Sujet : Re: Cost of handling misaligned access
De : antispam (at) *nospam* fricas.org (Waldek Hebisch)
Groupes : comp.archDate : 06. Feb 2025, 16:58:07
Autres entêtes
Organisation : To protect and to server
Message-ID : <vo2m6d$20glj$1@paganini.bofh.team>
References : 1 2 3 4 5 6
User-Agent : tin/2.6.2-20221225 ("Pittyvaich") (Linux/6.1.0-9-amd64 (x86_64))
Anton Ertl <
anton@mips.complang.tuwien.ac.at> wrote:
antispam@fricas.org (Waldek Hebisch) writes:
Concerning SIMD: trouble here is increasing vector length and
consequently increasing alignment requirements.
That is not a necessary consequence, on the contrary: alignment
requirements based on SIMD granularity is hardware designer lazyness,
but means that SIMD cannot be used for many of the applications where
SIMD without that limitation can be used.
If you want to have alignment checks, then a SIMD instruction should
check for element alignment, not for SIMD alignment.
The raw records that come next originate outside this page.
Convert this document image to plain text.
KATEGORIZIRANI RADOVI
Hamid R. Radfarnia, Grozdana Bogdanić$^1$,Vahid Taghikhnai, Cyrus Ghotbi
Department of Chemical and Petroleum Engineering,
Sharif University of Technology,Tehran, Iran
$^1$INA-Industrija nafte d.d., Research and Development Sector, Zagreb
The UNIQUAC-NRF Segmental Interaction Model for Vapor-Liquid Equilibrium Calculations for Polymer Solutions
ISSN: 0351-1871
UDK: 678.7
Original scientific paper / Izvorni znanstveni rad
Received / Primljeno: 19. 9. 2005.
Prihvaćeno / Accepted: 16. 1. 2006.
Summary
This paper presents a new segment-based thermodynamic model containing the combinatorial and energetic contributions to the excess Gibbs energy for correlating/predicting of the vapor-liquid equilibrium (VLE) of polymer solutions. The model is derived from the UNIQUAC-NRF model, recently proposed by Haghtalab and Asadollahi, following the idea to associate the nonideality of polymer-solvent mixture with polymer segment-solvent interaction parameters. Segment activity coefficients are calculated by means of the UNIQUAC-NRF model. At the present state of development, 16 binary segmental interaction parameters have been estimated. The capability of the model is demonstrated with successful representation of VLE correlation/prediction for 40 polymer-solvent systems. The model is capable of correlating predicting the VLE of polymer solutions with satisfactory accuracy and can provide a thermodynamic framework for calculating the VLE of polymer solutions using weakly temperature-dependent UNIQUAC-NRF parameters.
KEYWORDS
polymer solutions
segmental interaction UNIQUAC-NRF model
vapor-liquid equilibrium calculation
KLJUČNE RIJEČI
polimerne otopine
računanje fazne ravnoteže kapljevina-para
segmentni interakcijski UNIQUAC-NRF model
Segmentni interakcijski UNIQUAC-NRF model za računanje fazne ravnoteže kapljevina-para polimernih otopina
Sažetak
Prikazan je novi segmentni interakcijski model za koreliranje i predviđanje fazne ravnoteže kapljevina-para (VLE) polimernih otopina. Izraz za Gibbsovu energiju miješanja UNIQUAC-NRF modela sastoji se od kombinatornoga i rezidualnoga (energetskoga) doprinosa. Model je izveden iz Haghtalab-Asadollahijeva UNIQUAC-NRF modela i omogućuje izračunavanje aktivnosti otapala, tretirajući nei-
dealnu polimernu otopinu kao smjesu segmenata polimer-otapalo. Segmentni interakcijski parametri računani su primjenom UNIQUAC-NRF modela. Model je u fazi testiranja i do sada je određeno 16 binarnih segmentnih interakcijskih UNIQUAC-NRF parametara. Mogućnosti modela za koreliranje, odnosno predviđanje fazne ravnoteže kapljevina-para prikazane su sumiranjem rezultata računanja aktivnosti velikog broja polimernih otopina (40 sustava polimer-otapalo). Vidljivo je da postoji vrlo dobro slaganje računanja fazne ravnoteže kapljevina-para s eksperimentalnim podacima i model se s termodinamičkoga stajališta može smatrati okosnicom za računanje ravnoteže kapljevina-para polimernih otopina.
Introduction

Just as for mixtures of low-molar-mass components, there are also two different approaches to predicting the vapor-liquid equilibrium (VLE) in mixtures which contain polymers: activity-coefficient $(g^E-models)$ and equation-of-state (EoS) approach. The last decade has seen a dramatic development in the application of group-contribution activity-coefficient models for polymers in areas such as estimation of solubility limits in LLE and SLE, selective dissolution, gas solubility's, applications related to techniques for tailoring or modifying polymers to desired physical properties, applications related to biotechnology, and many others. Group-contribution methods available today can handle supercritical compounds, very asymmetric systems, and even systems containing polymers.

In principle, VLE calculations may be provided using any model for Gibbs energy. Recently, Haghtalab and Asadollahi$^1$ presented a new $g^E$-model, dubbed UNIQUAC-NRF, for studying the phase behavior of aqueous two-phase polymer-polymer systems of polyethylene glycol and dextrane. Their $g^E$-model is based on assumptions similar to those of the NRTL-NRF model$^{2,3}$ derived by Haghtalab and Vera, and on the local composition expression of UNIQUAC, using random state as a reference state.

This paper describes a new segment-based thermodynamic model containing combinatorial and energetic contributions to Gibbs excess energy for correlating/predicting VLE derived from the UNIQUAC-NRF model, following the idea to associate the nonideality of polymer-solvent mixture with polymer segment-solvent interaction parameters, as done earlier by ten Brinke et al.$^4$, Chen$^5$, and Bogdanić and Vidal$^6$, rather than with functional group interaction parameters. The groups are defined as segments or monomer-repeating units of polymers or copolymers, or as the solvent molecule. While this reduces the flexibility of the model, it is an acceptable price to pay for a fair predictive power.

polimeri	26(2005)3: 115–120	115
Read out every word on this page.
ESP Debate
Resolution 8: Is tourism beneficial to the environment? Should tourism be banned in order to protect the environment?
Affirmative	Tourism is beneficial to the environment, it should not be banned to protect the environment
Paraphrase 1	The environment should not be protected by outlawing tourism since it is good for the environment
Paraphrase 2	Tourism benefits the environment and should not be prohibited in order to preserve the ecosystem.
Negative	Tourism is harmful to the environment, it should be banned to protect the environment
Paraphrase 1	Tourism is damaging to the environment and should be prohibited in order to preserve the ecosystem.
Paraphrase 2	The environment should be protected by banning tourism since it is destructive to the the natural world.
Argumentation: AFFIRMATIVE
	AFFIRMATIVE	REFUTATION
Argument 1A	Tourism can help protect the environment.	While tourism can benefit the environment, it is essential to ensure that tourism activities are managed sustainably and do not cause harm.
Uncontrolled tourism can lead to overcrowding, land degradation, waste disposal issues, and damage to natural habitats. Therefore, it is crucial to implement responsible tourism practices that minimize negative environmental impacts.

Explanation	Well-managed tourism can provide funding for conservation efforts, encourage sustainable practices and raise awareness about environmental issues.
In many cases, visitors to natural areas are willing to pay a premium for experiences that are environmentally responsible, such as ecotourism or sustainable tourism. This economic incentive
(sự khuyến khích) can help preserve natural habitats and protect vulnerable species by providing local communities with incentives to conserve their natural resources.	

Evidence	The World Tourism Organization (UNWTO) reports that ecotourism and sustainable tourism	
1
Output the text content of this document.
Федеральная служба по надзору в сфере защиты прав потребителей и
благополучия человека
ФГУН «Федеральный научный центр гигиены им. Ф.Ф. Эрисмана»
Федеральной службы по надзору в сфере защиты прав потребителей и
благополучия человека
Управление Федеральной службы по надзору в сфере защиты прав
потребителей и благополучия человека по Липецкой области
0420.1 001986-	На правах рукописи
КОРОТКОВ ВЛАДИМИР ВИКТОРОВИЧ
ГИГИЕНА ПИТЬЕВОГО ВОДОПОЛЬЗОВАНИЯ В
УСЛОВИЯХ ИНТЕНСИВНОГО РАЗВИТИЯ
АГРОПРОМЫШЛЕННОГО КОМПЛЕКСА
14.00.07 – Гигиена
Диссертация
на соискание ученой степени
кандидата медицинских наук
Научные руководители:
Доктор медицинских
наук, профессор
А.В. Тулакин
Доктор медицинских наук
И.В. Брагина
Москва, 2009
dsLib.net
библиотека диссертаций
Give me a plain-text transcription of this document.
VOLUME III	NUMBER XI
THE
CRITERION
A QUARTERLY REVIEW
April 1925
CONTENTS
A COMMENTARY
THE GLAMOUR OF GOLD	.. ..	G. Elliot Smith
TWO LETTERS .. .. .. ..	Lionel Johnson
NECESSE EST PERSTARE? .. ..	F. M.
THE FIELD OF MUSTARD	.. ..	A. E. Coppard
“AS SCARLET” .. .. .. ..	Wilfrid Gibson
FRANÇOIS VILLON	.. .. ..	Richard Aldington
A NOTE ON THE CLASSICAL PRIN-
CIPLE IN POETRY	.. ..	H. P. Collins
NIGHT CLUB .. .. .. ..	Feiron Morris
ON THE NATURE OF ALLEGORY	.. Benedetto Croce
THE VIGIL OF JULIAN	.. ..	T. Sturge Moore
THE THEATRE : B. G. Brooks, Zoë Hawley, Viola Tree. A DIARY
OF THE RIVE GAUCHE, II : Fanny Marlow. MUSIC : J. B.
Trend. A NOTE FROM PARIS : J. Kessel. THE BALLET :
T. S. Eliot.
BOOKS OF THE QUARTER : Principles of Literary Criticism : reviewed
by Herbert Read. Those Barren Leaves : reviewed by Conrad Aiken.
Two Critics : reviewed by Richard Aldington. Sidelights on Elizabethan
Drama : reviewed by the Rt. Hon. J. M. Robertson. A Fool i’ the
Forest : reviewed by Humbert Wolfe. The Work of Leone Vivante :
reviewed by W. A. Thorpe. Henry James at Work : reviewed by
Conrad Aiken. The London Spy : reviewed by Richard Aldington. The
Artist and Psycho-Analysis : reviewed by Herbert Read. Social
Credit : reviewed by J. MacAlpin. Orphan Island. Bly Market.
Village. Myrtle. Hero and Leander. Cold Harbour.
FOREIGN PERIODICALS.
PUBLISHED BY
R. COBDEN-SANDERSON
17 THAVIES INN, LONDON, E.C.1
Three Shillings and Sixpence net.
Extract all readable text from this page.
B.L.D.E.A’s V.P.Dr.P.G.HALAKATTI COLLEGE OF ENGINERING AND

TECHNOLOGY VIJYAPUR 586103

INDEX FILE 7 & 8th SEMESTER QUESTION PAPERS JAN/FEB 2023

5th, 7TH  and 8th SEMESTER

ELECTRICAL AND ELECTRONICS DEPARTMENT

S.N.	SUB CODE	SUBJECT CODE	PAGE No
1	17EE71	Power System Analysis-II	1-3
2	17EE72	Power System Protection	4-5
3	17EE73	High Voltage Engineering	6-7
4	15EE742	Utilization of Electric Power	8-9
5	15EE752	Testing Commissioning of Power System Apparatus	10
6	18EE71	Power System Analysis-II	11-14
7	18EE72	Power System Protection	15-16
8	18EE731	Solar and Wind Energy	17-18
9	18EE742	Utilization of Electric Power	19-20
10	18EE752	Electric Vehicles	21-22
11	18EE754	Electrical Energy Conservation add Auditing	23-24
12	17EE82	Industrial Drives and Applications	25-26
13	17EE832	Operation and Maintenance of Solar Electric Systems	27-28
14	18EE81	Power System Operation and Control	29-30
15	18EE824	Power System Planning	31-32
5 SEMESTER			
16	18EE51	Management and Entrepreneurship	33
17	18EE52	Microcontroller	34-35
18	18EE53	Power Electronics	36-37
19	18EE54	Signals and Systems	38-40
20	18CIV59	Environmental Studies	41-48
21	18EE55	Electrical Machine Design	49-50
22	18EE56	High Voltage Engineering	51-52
But the computer architecture trend is clear: General-purpose
computers do not have alignment restrictions; all that had them have
been discontinued; the last one that had them was SPARC.
Trend is clear, but there is a question: is it good trend.
You wrot about lazy hardware designers, but there is much
more lazy programmers. There are situations when unaligned
access is needed, but significant proportion of unaligned
accesses is not needed at all. At best such unaligned
accesses lead to small performance loss, but they may also
be latent bugs. There are cases when unaligned accesses
are better than aligned ones, for that architecture
should have apropriate instructions.
A lot of SIMD
code is memory-bound and current way of doing misaligned
access leads to worse performance. So really no good way
to solve this. In principle set of buffers for 2 cache lines
each and appropriate shifters could give optimal troughput,
but probably would lead to increased latency.
AFAIK that's what current microarchitectures do, and in many cases
with small penalties for unaligned accesses; see
https://www.complang.tuwien.ac.at/anton/unaligned-stores/
You call doubling store time 'small penalty'. For me in
performance critical loop 10% matter and it is worth
aligning things to avoid such loss. And what you present
does not look like what I wrote above: AFAICS what Intel
do is within single cache line and there is penalty when
crossing lines (with 2 cache lines buffers there would be
no penalty for line crossing).
For me much more important are loads. First, there is more of
them. Second, stores can be buffered and latency of store itself
is of little importance (latency from store to load matters).
For loads extra things in load path increase latency and that
may limit program speed.
-- Waldek Hebisch